4 thoughts on “Sunk costs and bad metaphors”

  1. It's not enough to say – "they broke it so it's not our fault." If you think it's broken, you need to say what you plan to do. Maybe it can't be fixed. fine. So what ARE you going to do? Ignore it? Leave it, like a ticking bomb in the middle of the street?
    Having no plan means either that you don't think it matters (in which case, bashing the Republicans doesn't make sense) or that you are afraid to touch something that would be the next administration's responsibility – in which case, how can you be trusted with that responsibility?

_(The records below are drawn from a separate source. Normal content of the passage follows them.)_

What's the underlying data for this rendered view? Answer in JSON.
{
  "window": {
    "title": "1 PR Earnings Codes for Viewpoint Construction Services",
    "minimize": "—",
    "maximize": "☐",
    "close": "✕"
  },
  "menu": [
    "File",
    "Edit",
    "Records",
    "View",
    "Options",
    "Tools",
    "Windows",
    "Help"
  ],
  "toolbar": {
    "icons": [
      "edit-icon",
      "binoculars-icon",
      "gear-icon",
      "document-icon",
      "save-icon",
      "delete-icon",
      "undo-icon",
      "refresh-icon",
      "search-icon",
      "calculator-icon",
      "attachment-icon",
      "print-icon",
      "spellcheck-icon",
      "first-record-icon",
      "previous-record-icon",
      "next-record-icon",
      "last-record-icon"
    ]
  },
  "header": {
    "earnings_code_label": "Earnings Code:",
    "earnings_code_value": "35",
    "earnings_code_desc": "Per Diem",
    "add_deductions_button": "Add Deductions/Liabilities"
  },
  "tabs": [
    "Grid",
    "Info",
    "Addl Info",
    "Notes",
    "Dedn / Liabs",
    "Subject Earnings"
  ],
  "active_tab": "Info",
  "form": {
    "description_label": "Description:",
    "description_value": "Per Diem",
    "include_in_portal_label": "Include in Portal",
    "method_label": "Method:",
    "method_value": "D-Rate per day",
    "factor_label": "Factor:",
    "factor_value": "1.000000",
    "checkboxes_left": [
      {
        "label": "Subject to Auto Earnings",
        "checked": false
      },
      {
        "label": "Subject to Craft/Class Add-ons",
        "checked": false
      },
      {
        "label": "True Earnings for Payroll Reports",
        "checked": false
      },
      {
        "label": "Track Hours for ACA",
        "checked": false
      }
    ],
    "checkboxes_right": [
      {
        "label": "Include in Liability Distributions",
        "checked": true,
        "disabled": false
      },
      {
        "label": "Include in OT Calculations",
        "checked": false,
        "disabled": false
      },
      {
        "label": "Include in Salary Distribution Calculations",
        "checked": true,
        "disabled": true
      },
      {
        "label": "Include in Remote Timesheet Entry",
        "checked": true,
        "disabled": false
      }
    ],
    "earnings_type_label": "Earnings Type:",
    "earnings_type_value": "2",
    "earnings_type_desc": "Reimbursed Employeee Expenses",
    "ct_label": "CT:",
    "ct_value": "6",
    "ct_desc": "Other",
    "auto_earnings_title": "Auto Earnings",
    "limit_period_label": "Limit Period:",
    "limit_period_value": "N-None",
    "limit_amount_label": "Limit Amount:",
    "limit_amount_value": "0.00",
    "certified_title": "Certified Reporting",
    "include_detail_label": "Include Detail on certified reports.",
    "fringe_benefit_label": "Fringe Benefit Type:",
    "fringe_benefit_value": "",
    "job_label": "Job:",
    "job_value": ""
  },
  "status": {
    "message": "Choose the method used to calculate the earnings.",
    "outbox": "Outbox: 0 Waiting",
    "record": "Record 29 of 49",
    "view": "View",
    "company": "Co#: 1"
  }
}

    No plan is not an acceptable answer

  2. BTW, I don't agree with your assessment of terrorism. It is indeed an attempt to get a unilateral decision-maker to make decisions you want, including surrender, etc. – at least as it is used by militant Islam. The intent is to get non-Muslim populations to pressure their leaders to make concession after concession to Muslims, as we have seen, especially in Europe, where Spain has withdrawn from Iraq, laws are passed and social taboos raised prohibiting speaking against Islam or taking any other action needed to support resistance against creeping Muslim authority in (currently) non-Muslim lands. The way it has to be fought is different, but it is hardly equivalent to earthquakes, which happen randomly and cannot realistically be affected by human action.